By Guest Author 08/01/2018

Conspiratorial people love to claim that the government adds fluoride to water and toothpaste in some dastardly plan to make us all sleepy slaves, helpless to resist their evil bidding.

The truth, however, is far less scandalous and far more reassuring – fluoride is your friend, my friend, and geochemistry is how we know this!

Teeth are comprised of a calcium phosphate mineral called apatite – which is the most common phosphate mineral – it’s got what plants crave, which is why fertiliser brands give themselves names like “Blood and Bone”.

Like most minerals, apatite has different compositional chemical varieties, known as “end members”, and the end member of the apatite that our teeth are made from is called hydroxyapatite. Hydroxyapatite is structurally rather weak, and so it is easily penetrated and dissolved by acids from plaque, otherwise known as tooth decay.

Luckily, there is a different end member of apatite which is much stronger and can step in to shoulder hydroxyapatite’s burden, taking one for the team. This guy is fluorapatite, and has a much stronger crystal structure, which means that the introduction of fluoride to hydroxyapatite fills in the weak spots and remineralises the teeth, reversing lesions in damaged teeth. Topical fluoride, such as that from toothpaste, increases the size and rate of growth of the apatite crystals, making your teeth great again, and making them a bit less susceptible to further decay. When you ingest fluoride via drinking water, it absorbs into the bloodstream and is carried to new teeth sites, where the fluoride reacts with the hydroxyapatite, resulting in the developing crystals growing as fluorapatite – and therefore much stronger.

So take off your tinfoil hats, brush your teeth and rejoice, because science proves that fluoride is not out to get you!

Chelle Fitzgerald is a geology student and science writer living in Dunedin, New Zealand. She loves Jurassic Park and red wine. 

This article was originally published on Critic te Arohi, Otago University’s student magazine. Artwork is by the wonderful Ceridwyn Giddens – check out her work here! 

0 Responses to “Science Tank | Fluoride”

  • “Chelle Fitzgerald is a geology student and science writer living in Dunedin, New Zealand”

    Chelle lives in fluoridated Dunedin. Enough said. She has obviously been affected by the Dunedin’s fluoridated water.

  • Of course she’s been affected by the fluoridated water.

    Her teeth are stronger and less prone to decay because of the fluorapatite they contain.

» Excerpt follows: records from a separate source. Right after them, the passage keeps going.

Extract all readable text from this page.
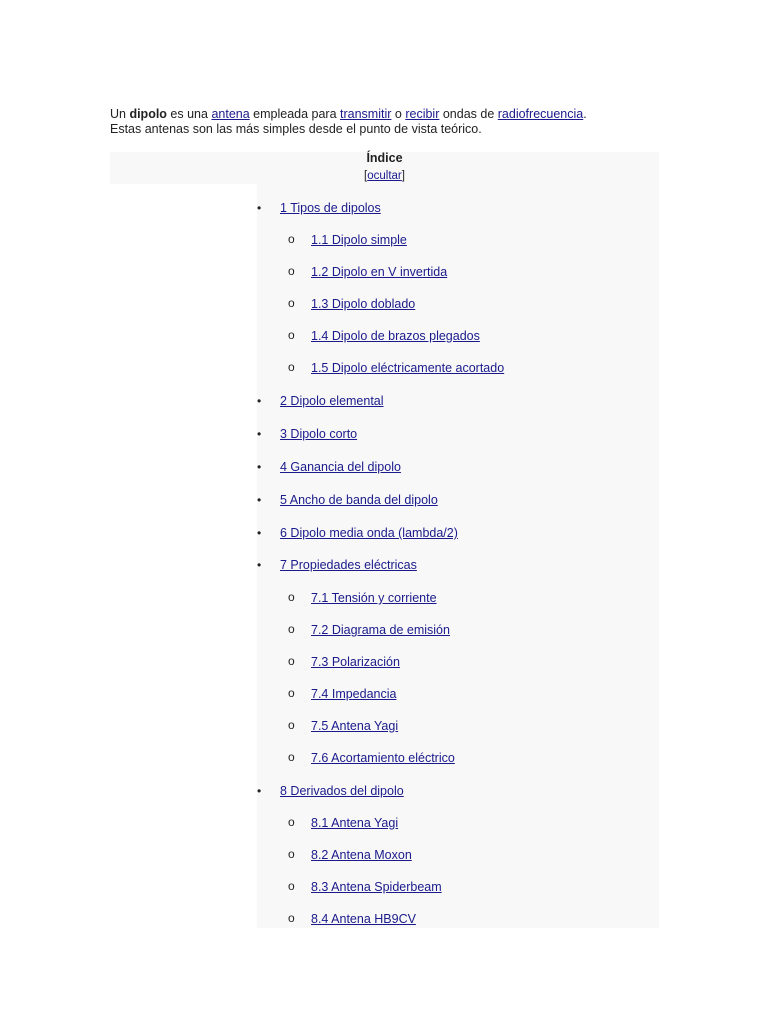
Un dipolo es una antena empleada para transmitir o recibir ondas de radiofrecuencia.
Estas antenas son las más simples desde el punto de vista teórico.
Índice
[ocultar]
• 1 Tipos de dipolos
o 1.1 Dipolo simple
o 1.2 Dipolo en V invertida
o 1.3 Dipolo doblado
o 1.4 Dipolo de brazos plegados
o 1.5 Dipolo eléctricamente acortado
• 2 Dipolo elemental
• 3 Dipolo corto
• 4 Ganancia del dipolo
• 5 Ancho de banda del dipolo
• 6 Dipolo media onda (lambda/2)
• 7 Propiedades eléctricas
o 7.1 Tensión y corriente
o 7.2 Diagrama de emisión
o 7.3 Polarización
o 7.4 Impedancia
o 7.5 Antena Yagi
o 7.6 Acortamiento eléctrico
• 8 Derivados del dipolo
o 8.1 Antena Yagi
o 8.2 Antena Moxon
o 8.3 Antena Spiderbeam
o 8.4 Antena HB9CV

    That’s the point of the article.

  • Kane, it is 2018, how about turning over a new leaf and swearing off posting trolling comments…

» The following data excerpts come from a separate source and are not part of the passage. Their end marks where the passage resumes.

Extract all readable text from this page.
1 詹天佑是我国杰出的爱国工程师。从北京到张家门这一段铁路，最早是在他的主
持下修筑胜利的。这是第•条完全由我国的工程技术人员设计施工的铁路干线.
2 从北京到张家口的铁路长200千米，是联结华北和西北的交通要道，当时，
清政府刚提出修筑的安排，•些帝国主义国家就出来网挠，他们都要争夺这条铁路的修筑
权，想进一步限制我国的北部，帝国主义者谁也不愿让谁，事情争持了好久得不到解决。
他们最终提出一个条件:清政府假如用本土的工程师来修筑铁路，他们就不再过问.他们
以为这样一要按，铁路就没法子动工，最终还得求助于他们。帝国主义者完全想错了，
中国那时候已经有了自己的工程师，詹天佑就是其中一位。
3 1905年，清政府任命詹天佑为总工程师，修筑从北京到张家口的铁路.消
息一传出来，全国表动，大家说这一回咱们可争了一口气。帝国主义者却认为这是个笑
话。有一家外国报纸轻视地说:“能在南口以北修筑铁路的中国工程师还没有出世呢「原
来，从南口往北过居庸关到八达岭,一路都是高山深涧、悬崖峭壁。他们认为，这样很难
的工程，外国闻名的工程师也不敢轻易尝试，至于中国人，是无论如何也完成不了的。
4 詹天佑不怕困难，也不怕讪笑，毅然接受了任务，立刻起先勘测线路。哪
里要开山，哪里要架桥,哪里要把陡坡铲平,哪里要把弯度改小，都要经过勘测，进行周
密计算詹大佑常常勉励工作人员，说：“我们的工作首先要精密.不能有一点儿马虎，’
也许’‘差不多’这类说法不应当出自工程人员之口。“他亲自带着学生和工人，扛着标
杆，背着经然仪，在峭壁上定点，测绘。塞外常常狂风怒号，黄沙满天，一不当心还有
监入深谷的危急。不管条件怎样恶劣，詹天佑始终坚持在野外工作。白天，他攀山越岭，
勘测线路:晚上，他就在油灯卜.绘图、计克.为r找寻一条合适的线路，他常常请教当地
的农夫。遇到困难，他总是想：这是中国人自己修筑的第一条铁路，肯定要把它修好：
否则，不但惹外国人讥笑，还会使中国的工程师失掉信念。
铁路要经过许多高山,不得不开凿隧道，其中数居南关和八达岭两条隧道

    • Peter, how about when you show up to hear Prof Connett this year you ask a question as opposed to just taking a recording and then defaming him on Jesse Mulligan’ s radio programme? Show a backbone maybe.

  • Thank you! My teeth are indeed mighty and strong, as is my free will. No mind control here 😉

    • Chelle, should the recommended concentration level of fluoride be 0.7 – 1ppm per the NZ MOH or 0.7ppm per the US HSS recommendation? Auckland reduced the level to 0.7ppm on 26 January 2016.

  • Fluoride shouldn’t be prescribed by lobbied-legislators, delivered by water employees and dosed based on thirst and not age, health, weight and need. Everyone gets a different dose depending on the amount of water consumed.

    Fluoride should be prescribed to individuals by medical professionals, not by communities.